Objection File from Ripple to SEC
Ripple has filed a cross-objection file known as Form C, which includes the issues it will raise in its objection to the US Securities and Exchange Commission (SEC).
Ripple’s Chief Legal Officer, Stuart Alderoty, announced on Form C is a document used to outline specific grounds on which the company challenges a prior decision regarding corporate sales from the District Court for the Southern District of New York.
In the filing, Ripple stated that each point of objection is subject to a “de novo” standard of review; This means that the court must reconsider its previous decisions on the basis of legal practice.
Ripple’s Form C filing comes a few days after its previous Form C filing with the SEC on October 18. The SEC asked the court to reconsider its decision allowing the sale of XRP tokens on exchanges and personal sales of the token by Ripple CEO Brad Garlinghouse and co-founder Chris Larsen.
One of the main issues of appeal raised by Ripple was the district court’s application of the Howey test to Ripple’s XRP transfers. The company stated that these transfers fall within the scope of investing money in a joint venture with the expectation of profit from Ripple’s efforts.
Another point of objection questioned whether the court’s decision took into account the lack of fair notice of Ripple’s conduct. The company argued that the SEC’s statements regarding the application of federal securities laws for digital assets and digital currencies were “inconsistent” and “intentionally vague.”
Additionally, Ripple questioned whether an investment contract under Section 5 of the SEC Act of 1933 requires “essential components” that impose post-sale obligations on the seller and give buyers the right to demand and receive profits.
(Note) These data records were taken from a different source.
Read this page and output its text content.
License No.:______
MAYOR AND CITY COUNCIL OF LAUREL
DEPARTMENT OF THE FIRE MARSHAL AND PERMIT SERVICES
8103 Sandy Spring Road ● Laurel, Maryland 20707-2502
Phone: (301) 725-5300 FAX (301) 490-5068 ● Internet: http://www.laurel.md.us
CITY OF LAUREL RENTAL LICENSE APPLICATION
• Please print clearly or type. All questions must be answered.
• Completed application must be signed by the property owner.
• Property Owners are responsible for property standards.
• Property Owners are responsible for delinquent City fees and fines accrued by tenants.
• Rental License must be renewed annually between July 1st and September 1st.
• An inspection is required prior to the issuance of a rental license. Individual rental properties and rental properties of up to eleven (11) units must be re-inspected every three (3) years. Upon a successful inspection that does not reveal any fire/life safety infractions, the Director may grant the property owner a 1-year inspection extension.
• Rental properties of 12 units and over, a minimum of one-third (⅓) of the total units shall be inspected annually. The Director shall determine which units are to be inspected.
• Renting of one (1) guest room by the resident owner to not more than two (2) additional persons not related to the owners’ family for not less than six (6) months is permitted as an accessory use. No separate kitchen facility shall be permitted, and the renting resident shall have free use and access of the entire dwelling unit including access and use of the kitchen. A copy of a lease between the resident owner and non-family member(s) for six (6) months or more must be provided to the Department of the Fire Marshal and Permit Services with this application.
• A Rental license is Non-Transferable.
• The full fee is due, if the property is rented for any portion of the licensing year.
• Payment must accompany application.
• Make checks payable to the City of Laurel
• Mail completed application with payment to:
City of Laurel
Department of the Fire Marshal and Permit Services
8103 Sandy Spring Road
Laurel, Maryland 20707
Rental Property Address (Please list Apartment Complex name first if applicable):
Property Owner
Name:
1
Finally, Ripple raised the issue of whether the requirements set forth in Rule 65 of the Federal Rules of Civil Procedure would bar an injunction that “does no more than direct the blocked party to comply with the law.”
Regarding the cross-objection, Alderoty stated through X that the center of the case is not on whether XRP is a security or not. Because XRP is not classified as a security by law.
Instead, he claims that the SEC is attempting to “create distraction and confusion” for Ripple and the broader crypto industry. He also stated that he believes the hard part of the case has already passed because Ripple will not have to present any more evidence or argue over the documents.
“The Family Appeals Court is reviewing the previously established record, and we have an excellent record,” Alderoty said. “The SEC cannot introduce new evidence or ask us to produce more,” he said.
Earlier this year, the SEC accused Ripple Labs of unfair sales worth $1.3 billion due to its XRP tokens being classified as unregistered securities. The SEC also claimed that XRP created profit expectations for investors.
As the case approaches a new phase, both sides are preparing for a lengthy legal battle that could change the crypto landscape in the United States.